C’est un fait, les États-Unis font toujours de l’ingérence en Amérique latine, et ils peuvent maintenant compter sur la complicité de l’Europe, la complicité de l’Europe en général et la complicité de la France en particulier.

 

 

Les pays d’Amérique latine n’en ont pas fini de se battre sur le terrain politique. Les Chavez, les Mujica, les Correa, les Lula et les Morales ont fait naître une conscience politique qui n’existait pas avant dans les catégories les plus défavorisées. Jeunes et moins jeunes désormais se forment, lisent, s’informent, et militent pour un sous-continent plus égalitaire et plus uni. Et ils ne veulent pas du modèle « américano-européen ».

Les femmes elles aussi, dans tous les pays de la région, prennent une place toujours plus importante, dans le milieu politique à haut niveau sur

les traces de Cristina Kirchner ou de Dilma Roussef, et dans le milieu associatif, où elles tissent des réseaux très importants, qui préparent l’avenir. Un avenir militant et solidaire, dont la planète a besoin. Pendant 20 ans, les militants latino-américains ont fait de la politique quand les Européens en creusaient la tombe.
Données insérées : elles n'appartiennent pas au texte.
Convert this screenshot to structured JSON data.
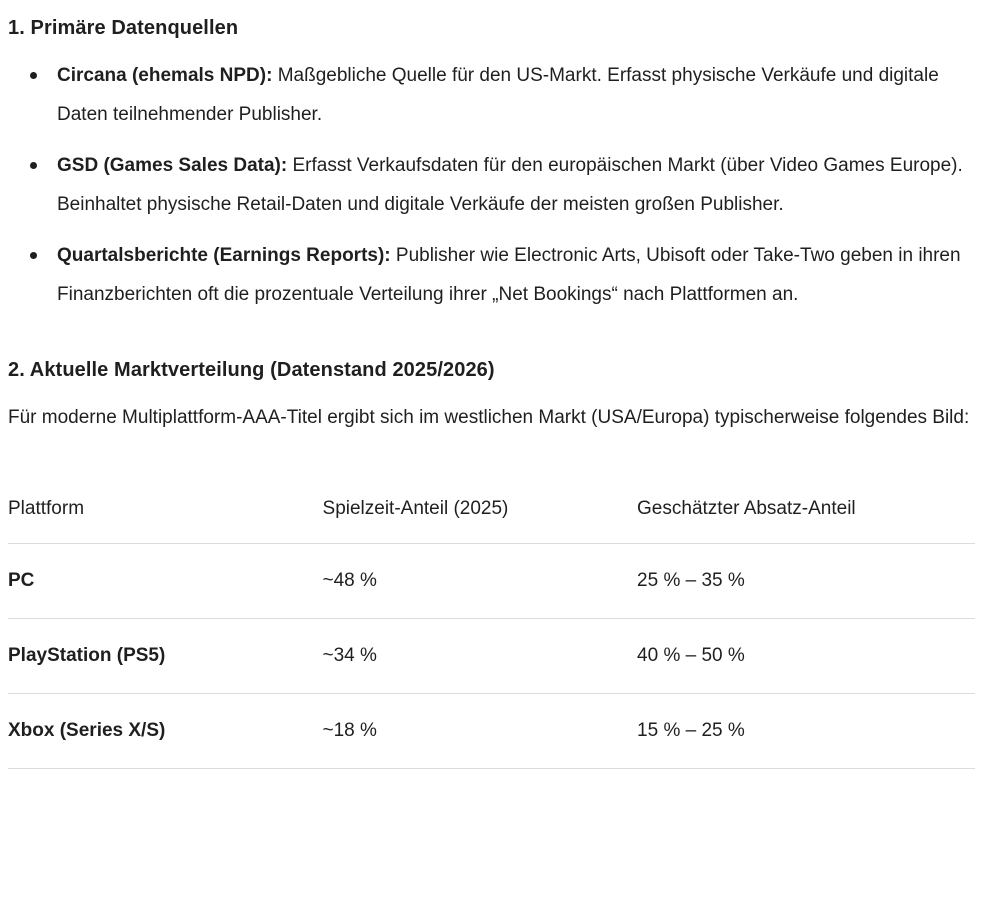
{
  "section1": {
    "heading": "1. Primäre Datenquellen",
    "bullets": [
      {
        "term": "Circana (ehemals NPD):",
        "description": "Maßgebliche Quelle für den US-Markt. Erfasst physische Verkäufe und digitale Daten teilnehmender Publisher."
      },
      {
        "term": "GSD (Games Sales Data):",
        "description": "Erfasst Verkaufsdaten für den europäischen Markt (über Video Games Europe). Beinhaltet physische Retail-Daten und digitale Verkäufe der meisten großen Publisher."
      },
      {
        "term": "Quartalsberichte (Earnings Reports):",
        "description": "Publisher wie Electronic Arts, Ubisoft oder Take-Two geben in ihren Finanzberichten oft die prozentuale Verteilung ihrer „Net Bookings“ nach Plattformen an."
      }
    ]
  },
  "section2": {
    "heading": "2. Aktuelle Marktverteilung (Datenstand 2025/2026)",
    "paragraph": "Für moderne Multiplattform-AAA-Titel ergibt sich im westlichen Markt (USA/Europa) typischerweise folgendes Bild:"
  },
  "table": {
    "headers": [
      "Plattform",
      "Spielzeit-Anteil (2025)",
      "Geschätzter Absatz-Anteil"
    ],
    "rows": [
      {
        "platform": "PC",
        "playtime": "~48 %",
        "sales": "25 % – 35 %"
      },
      {
        "platform": "PlayStation (PS5)",
        "playtime": "~34 %",
        "sales": "40 % – 50 %"
      },
      {
        "platform": "Xbox (Series X/S)",
        "playtime": "~18 %",
        "sales": "15 % – 25 %"
      }
    ]
  },
  "colors": {
    "text": "#1f1f1f",
    "table_border": "#dadce0"
  }
}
C’est sans doute pour cela qu’il est si difficile de se comprendre.

Notes de bas de page

Notes de bas de page
1 Quelques dates à retenir :
7 février 2021 : élections présidentielles en Équateur ;
28 février 2021 : élections législatives et municipales au Salvador ;
11 avril 2021 : élections présidentielles au Pérou ; élection constituante au Chili ; deuxième tour de la présidentielle en Équateur ;
7 novembre 2021 : élections présidentielles et parlementaires au Nicaragua ;
21 novembre 2021 : élections présidentielles et parlementaires au Chili ;
28 novembre 2021 : élections présidentielles-parlementaires-municipales au Honduras.